Mitigate the attack :

• Using Encryption - SSL, VPN, 3DES, BPI+ are deployed to encrypts the flow of information from source to destination so that if someone is able to snoop in on the flow of traffic, all the person will see is ciphered text.
• Traffic Padding - It is a function that produces cipher text output continuously, even in the absence of plain text. A continuous random data stream is generated. When plaintext is available, it is encrypted and transmitted. When input plaintext is not present, the random data are encrypted and transmitted. This makes it impossible for an attacker to distinguish between tree data flow and noise and therefore impossible to deduce the amount of traffic.

Modification Attack
It is an attempt to modify information that an attacker is not authorized to modify. This type of attack is an attack against the integrity of the information. Basically there is three types of modifications.

• Change: Change existing information. The information is already existed but incorrect. Change attacks can be targeted at sensitive information or public information.
• Insertion: When an insertion attack is made, information that did not previously exist is added. This attack may be mounted against historical information or information that is yet to be acted upon.
• Deletion : Removal of existing information.
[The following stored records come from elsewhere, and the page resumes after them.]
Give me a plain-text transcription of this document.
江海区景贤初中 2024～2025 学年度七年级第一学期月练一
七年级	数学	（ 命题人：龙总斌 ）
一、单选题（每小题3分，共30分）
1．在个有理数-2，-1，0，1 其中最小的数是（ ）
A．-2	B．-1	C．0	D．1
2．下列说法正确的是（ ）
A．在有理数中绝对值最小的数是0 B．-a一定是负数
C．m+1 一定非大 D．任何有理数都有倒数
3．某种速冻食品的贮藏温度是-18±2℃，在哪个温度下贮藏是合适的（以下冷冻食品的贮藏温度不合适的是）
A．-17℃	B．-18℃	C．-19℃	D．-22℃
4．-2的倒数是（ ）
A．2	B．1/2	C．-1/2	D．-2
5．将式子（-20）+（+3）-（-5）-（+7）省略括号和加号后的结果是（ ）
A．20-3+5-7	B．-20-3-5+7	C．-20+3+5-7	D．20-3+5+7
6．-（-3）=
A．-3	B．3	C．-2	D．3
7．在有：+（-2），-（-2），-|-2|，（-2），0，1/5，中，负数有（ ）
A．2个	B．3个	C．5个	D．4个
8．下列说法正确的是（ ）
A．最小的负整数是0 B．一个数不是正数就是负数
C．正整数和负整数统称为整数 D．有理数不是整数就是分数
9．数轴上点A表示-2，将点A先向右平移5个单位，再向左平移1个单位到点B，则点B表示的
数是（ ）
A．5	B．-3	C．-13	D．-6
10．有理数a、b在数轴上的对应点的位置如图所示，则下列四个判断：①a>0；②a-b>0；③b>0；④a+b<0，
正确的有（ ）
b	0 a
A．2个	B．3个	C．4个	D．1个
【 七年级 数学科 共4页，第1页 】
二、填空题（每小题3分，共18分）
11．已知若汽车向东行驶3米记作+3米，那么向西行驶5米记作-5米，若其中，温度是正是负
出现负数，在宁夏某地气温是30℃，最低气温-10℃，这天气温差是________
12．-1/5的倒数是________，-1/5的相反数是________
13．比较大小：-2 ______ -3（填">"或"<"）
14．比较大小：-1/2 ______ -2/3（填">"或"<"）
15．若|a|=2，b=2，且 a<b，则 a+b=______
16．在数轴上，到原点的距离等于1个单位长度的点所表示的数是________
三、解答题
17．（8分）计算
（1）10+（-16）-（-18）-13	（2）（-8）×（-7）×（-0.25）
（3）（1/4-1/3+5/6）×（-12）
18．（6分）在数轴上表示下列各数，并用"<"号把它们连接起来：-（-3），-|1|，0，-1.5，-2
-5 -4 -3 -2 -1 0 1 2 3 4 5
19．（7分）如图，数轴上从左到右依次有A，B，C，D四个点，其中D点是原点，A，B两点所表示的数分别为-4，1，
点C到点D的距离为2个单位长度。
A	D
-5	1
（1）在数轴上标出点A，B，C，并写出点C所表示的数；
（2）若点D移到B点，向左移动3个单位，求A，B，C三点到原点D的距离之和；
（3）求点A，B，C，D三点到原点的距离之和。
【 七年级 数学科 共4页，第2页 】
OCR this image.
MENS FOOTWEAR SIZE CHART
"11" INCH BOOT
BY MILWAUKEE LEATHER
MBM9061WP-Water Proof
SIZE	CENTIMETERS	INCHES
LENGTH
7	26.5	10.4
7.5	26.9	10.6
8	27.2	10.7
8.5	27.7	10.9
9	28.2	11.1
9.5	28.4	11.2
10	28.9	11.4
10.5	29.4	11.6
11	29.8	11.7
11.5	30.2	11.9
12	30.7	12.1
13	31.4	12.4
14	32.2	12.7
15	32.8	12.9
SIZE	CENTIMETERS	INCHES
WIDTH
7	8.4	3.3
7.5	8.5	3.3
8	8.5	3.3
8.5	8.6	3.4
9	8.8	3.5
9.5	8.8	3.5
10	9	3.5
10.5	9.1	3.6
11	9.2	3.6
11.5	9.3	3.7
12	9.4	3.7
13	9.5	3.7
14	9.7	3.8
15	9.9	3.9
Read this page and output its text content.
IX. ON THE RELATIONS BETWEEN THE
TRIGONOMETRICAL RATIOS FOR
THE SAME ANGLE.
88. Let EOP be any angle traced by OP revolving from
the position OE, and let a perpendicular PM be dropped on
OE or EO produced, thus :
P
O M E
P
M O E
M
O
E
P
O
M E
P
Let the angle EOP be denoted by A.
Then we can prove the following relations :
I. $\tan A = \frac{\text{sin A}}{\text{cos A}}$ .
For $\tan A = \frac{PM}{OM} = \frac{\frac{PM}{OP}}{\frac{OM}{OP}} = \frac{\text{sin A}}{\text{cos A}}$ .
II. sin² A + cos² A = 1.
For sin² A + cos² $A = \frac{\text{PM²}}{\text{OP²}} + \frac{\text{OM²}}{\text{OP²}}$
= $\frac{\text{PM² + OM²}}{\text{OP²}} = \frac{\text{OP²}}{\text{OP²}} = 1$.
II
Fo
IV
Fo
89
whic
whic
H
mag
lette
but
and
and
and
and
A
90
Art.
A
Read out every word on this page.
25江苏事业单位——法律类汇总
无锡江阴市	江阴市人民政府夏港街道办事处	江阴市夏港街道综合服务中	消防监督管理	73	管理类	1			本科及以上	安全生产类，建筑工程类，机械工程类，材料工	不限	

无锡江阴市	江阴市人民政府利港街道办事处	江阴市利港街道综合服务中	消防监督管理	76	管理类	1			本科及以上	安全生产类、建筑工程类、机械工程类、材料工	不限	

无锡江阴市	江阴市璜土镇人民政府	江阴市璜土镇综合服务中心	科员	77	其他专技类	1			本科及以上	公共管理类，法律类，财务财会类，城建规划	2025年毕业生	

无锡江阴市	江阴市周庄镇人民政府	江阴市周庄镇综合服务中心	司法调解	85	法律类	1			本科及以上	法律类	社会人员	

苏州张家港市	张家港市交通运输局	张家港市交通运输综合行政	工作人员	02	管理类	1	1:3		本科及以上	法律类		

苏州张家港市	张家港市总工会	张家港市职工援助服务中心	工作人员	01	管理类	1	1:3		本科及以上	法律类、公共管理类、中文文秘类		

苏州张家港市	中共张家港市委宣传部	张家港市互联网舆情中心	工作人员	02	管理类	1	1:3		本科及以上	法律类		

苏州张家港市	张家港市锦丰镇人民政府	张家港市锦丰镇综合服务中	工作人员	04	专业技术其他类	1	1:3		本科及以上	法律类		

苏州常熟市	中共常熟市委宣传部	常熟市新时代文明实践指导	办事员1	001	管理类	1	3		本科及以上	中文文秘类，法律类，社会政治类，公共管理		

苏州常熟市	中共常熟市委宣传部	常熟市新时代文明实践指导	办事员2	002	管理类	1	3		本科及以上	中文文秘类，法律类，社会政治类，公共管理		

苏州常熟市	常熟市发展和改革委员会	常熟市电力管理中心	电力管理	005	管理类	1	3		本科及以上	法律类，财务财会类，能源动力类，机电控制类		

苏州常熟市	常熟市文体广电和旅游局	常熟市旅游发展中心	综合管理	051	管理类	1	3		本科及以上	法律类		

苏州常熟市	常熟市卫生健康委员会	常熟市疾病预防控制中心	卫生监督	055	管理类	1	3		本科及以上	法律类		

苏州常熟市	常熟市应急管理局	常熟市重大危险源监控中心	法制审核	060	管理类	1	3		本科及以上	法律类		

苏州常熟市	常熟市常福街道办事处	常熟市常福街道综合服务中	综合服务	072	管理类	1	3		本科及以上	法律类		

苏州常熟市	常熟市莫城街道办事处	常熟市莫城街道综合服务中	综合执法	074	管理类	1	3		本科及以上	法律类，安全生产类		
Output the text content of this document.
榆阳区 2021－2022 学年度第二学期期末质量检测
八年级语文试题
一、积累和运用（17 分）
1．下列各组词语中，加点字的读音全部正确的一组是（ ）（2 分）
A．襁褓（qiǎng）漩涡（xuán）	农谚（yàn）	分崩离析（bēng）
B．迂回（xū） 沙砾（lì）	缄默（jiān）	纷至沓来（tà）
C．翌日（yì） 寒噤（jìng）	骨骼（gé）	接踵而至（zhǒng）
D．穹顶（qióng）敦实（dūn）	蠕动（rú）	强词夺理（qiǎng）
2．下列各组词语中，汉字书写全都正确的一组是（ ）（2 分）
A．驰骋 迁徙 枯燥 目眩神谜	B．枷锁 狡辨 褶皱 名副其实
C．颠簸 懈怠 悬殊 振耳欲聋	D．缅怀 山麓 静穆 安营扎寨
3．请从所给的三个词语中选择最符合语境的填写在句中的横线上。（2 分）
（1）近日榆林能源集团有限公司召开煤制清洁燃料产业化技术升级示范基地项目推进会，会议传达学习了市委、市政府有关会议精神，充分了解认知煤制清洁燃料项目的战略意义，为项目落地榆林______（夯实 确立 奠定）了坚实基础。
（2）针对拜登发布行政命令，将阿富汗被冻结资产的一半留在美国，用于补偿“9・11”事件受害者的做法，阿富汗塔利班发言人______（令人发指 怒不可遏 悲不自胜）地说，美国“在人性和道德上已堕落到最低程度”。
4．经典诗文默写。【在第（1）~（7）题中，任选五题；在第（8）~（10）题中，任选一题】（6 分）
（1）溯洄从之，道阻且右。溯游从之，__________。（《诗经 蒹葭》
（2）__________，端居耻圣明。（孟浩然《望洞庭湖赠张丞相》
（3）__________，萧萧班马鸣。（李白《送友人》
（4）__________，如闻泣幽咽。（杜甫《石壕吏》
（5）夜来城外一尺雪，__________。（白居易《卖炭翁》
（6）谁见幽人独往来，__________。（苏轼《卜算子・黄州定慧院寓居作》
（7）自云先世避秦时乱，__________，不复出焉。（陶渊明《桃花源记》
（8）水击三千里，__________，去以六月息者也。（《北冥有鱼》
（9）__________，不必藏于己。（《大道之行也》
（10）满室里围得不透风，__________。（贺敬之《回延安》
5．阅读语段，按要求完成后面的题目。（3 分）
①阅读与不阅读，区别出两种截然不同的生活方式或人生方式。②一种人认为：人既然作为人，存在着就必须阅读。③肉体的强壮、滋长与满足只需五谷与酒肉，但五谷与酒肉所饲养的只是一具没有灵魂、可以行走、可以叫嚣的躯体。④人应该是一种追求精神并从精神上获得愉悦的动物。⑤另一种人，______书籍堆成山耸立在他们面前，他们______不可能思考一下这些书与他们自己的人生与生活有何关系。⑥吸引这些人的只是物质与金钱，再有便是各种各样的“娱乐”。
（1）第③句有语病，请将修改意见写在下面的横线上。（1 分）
Examples of Modification attack:

• Modifying the contents of messages in the network.
• Changing information stored in data files.
• Altering programs so they perform differently.
• Reconfiguring system hardware or network topologies.

Mitigate the attack :

• Introduction of intrusion detection systems (IDS) which could look for different signatures which represent an attack.
• Using Encryption mechanisms
• Traffic padding
• Keeping backups
• Use messaging techniques such as checksums, sequence numbers, digests, authentication codes

Fabrication Attack :
In a fabrication attack, an individual inserts counterfeit information, resources, or services into the network. These attacks are attacks against the authentication, access control, and authorization capabilities of the network.

Examples of Fabrication Attack:

• Inserting messages into the network using the identity of another individual.
• Replaying previously intercepted messages.
• Spoofing a web site or other network service.
• Taking the address of another host or service, essentially becoming that host or service.

Mitigate the attack :

• Use of Authentication and authorization mechanisms
• Using Firewalls
• Use Digital Signatures - Digital signature scheme is a mathematical scheme for demonstrating the authenticity of a digital message or document.